Copy wrong
- The other day I wanted to write f(x(1 + y)) on the board, but wrote something else instead.
- What did you write?
- f(x)(1 + f(y)).
- That is almost the same.
- Yes, I agree, and my students thought the slight change didn’t matter!
- Does it?
- What do you mean?
- Are there functions f for which the two give the same results for all x and y?
- I doubt it very much.
Problem source: Berkeley Math Circle Contest.
June 7th, 2010 at 12:44 am
The identity function: f(x)=x (which of course means that f(y)=y also). Both give x(1+y) as output. But that’s boring. I wonder if there’s anything more interesting.
June 7th, 2010 at 4:50 pm
For convenience in notation, write a for f(1). Where I use n later, let it be an integer.

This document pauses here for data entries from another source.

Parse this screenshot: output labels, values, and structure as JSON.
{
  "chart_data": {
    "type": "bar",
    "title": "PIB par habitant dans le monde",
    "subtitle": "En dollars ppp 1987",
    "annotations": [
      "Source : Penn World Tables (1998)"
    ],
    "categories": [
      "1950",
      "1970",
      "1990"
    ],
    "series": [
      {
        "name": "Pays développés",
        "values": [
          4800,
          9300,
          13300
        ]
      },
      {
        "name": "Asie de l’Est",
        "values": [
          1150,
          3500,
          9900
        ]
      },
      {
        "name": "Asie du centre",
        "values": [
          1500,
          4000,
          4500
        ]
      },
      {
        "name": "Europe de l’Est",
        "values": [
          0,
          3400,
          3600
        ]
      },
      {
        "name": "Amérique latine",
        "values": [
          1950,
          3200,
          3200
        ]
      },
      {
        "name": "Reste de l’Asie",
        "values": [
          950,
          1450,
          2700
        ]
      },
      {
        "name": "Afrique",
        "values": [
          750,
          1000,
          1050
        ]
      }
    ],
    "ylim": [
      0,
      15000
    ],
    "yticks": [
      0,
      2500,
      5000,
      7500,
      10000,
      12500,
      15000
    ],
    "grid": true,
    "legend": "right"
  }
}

Substituting x=1 and y=1 into equation 1:
f(2) = f(1)(1 + f(1)) = a + a²
Substituting x=1 and y=2 into equation 1:
f(3) = f(1)(1 + f(2))
= a(1 + a + a²)
= a + a² + a³
Substituting x=1 and y=3 into equation 1:
f(4) = f(1)(1 + f(3))
= a(1 + a + a² + a³)
= a + a² + a³ + a^4 ___ [2]
Substituting x=2 and y=1 into equation 1:
f(4) = f(2)(1 + f(1))
= (a + a²)(1 + a)
= a + 2a² + a³ ___ [3]
From equations 2 and 3,
a + a² + a³ + a^4 = a + 2a² + a³
a^4 = a²
so a=0 or a=1 or a=-1.
If f(1) = -1, then, substituting x=1 in equation 1,
f(1+y) = -(1+f(y)) ___ [4]
so
f(2+y) = -(1+f(1+y)) = f(y)
that is, f is periodic with period 2. In particular,
f(2) = 0
f(3) = -1 ___ [5]
Substituting x=2, y=1/2 in equation 1,
f(3) = 0
contradicting equation 5. Thus f(1) cannot equal -1.
If f(1) = 0, then, substituting x=1 in equation 1,
f(1+y) = 0
yielding f(x)=0 for all x.
If f(1) = 1, then, substituting x=1 in equation 1,
f(1+y) = 1 + f(y)
determining f(x) for all x once f(x) has been defined on the interval (0, 1):
f(x) = floor(x) + f(frac(x))
(a result that can be proved by induction on floor(x)), where floor(x) is the greatest integer less than or equal to x, and frac(x) = x – floor(x).
f(x) on the interval (0, 1) can’t be arbitrarily chosen, however. Substituting x=1/n, y=n-1 in equation 1:
1 = f(1) = f(1/n) * n
so f(1/n) = 1/n and f(x) = x for every x that is a multiple of 1/n. Thus f(x) = x for all rational x. If f must be continuous, f(x)=x for all x.
To summarise, if f must be continuous, the only possibilities are f(x)=0 for all x and f(x)=x for all x.
June 7th, 2010 at 4:51 pm
Where my equation 1 was Jan’s equation:
f(x(1 + y)) = f(x)(1 + f(y)) ___ [1]
June 7th, 2010 at 6:22 pm
The domain of f was not stated in the problem.
Richard has shown that if the domain is R and is continuous f is rather boring.
What if the domain is not the R? Can the domain have ten elements, one hundred, million and many?